- Date: January 1, 1948
- Season: 1947
- Stadium: Tangerine Bowl
- Location: Orlando, Florida
- Favorite: Catawba by 13
- Attendance: 9,000

= 1948 Tangerine Bowl =

American college football game

The 1948 Tangerine Bowl was an American college football bowl game played after the 1947 season, on January 1, 1948, at the Tangerine Bowl stadium in Orlando, Florida. The game was the second annual Tangerine Bowl, now known as the Citrus Bowl, and featured the Catawba Indians against the Marshall Thundering Herd.

==Background==
Catawba had appeared in the first Tangerine Bowl and beat Maryville College 31–6. This season, they were invited back to the bowl with a 10–1 record after having only one loss (to VMI) early in the season, and entered the game with an 8-game winning streak.

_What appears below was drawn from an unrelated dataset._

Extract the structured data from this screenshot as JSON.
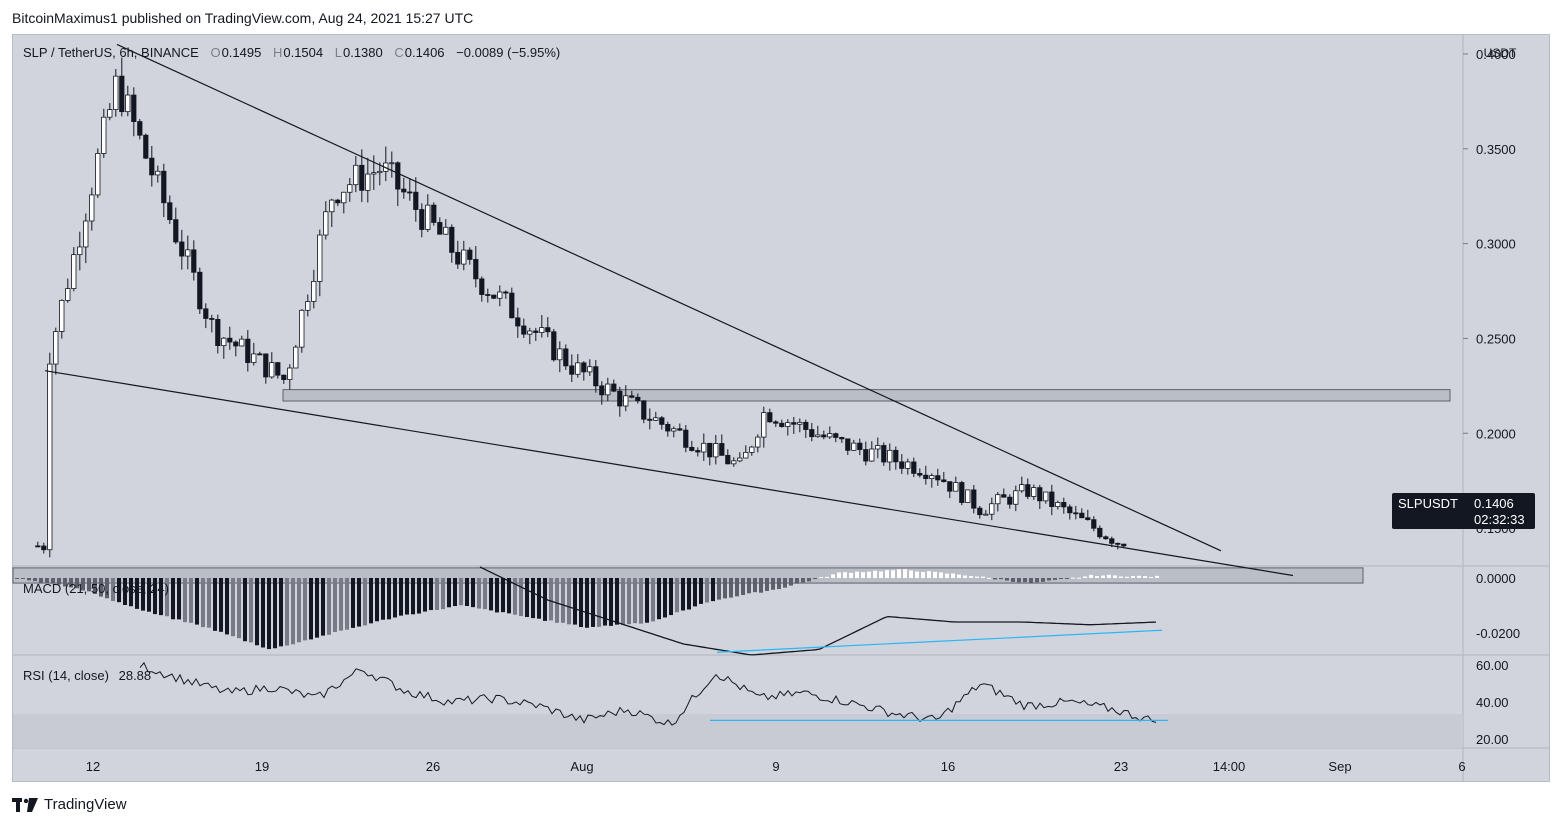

They participated in the North State Intercollegiate Conference. Marshall was an Independent who was 9–2 on the year in Cam Henderson's tenth season as coach.

==Game summary==
Indians’ fullback Lee Spears scored on a one-yard carry late in the fourth quarter to win the game. Despite outgaining Catawba in yards, 109–54, Marshall turned the ball over three times, which cost them the game. End Don Gibson for Marshall was named MVP of the game.

==Scoring summary==

Scoring summary
| Quarter | Time | Drive |  |  | Team | Scoring information | Score |  |
| Plays | Yards | TOP | MC | CC |
| 4 | 4:30 | 12 | 45 |  | CC | Lee Spears 1-yard touchdown run, Lamar Dorton kick good | 0 | 7 |
| "TOP" = time of possession. For other American football terms, see Glossary of American football. |  |  |  |  |  |  | 0 | 7 |

==Aftermath==
Marshall joined the Ohio Valley Conference the following year, and would not win a bowl game until the 1998 Motor City Bowl. Catawba was the first Tangerine Bowl participant to have a shutout win, and the first to win consecutive bowls. Their head coach Gordon Kirkland retired after the game; Catawba has not yet played in another bowl game.